The robot has a single arm on a table, flanked by a bank of five video cameras. It had access to the camera feeds, which allowed it to observe itself as if it were in a room full of mirrors. First, the researchers gave it the simple job of touching an adjacent sphere.
The robot is built using a neural network. This helped human observers prepare for the machine’s actions as well. For instance, I f the robot thought its arm was shorter than it was, its controllers could prevent it from mistakenly injuring a bystander.
The robot began to understand the effects of its movements, much like babies moving their limbs. For example, it would know whether it would hit the sphere if it rotated its end or pushed it back and forth. After about three hours of training, the robot was familiar enough with the restrictions of its material shell to touch that spherical easily.
“Put simply, this robot has an inner eye and an inner monologue: It can see what it looks like from the outside, and it can reason with itself about how actions it has to perform would pan out in reality,” explains Josh Bongard, a roboticist at the University of Vermont who has previously collaborated with the paper’s authors.
Like many other forms of AI, running a simulation and having robots learn within it necessitates a large computational capacity. Then both the financial and environmental costs also build up.
However, letting a robot teach itself in real life opens up many new possibilities. It requires less calculation and is similar to how we learn to observe our own changing bodies.
“We have a coherent understanding of our self-body, what we can and cannot do, and once we figure this out, we carry over and update the abilities of our self-body every day,” Chen says.
Robots in environments inaccessible to humans, for as deep inside or outside the Earth’s atmosphere, may benefit from this concept. In addition, robots might employ these skills in regular interactions. For instance, an industrial robot might be able to recognize a problem and adjust its routine accordingly.
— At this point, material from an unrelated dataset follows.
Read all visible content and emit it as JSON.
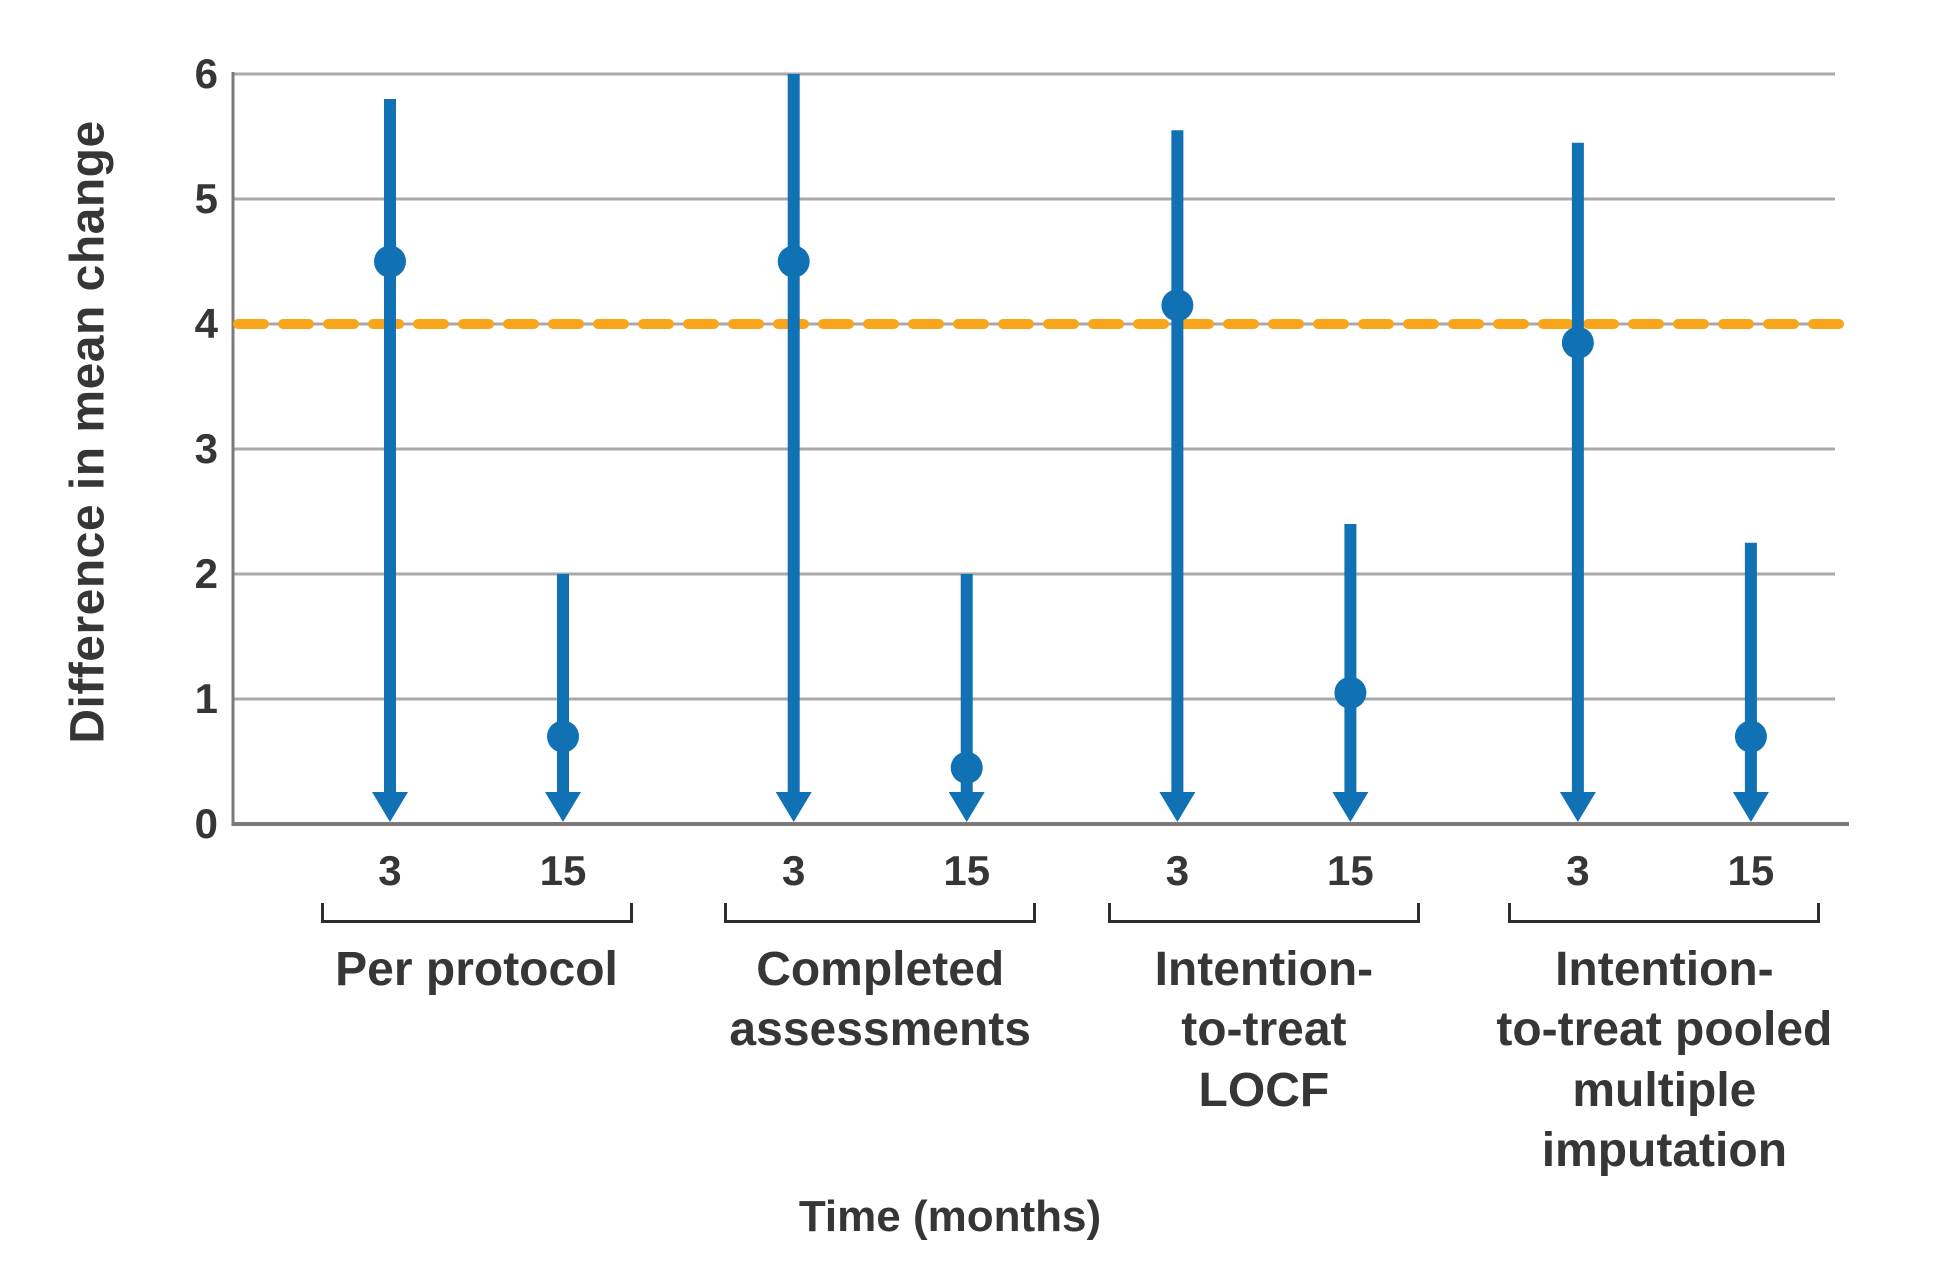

The researchers’ arm is merely a primitive first step in that direction. That is a great leap from the anatomy of even a simple animal, let alone a human.
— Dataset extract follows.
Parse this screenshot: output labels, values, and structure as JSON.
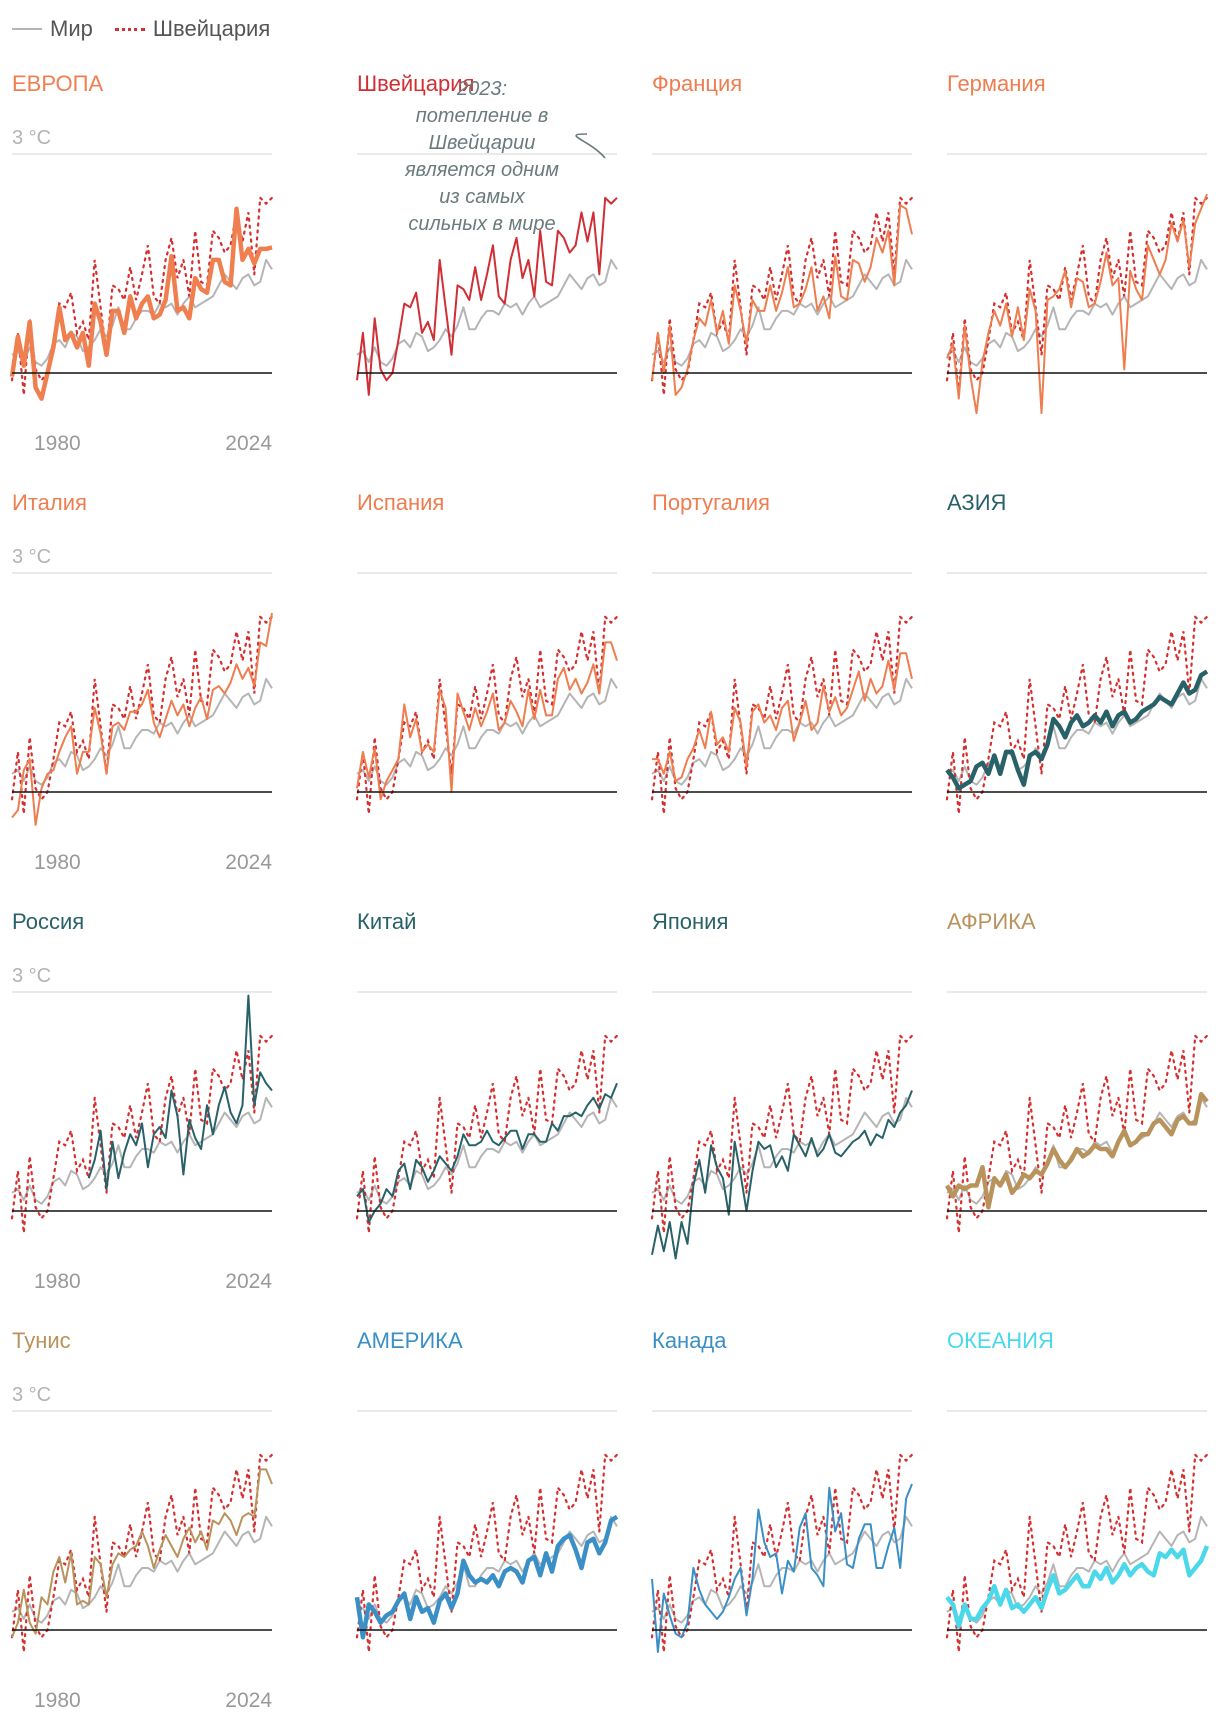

The machine, to be specific, has only four degrees of freedom, which means it can only perform four different motions. The scientists are currently developing a robot with twelve degrees of freedom.
“The more complex you are, the more you need this self-model to make predictions. You can’t just guess your way through the future,” believes Hod Lipson, a mechanical engineer at Columbia University and one of the paper’s authors.
“We’ll have to figure out how to do this with increasingly complex systems.”
For Lipson, making a robot that understands its own body is more than just constructing smarter robots in the future. He believes his team has produced a robot that recognizes its limitations and strengths.
“To me,” Lipson says, “this is the first step towards sentient robotics.”
The study was published in the journal Science Robotics on July 13.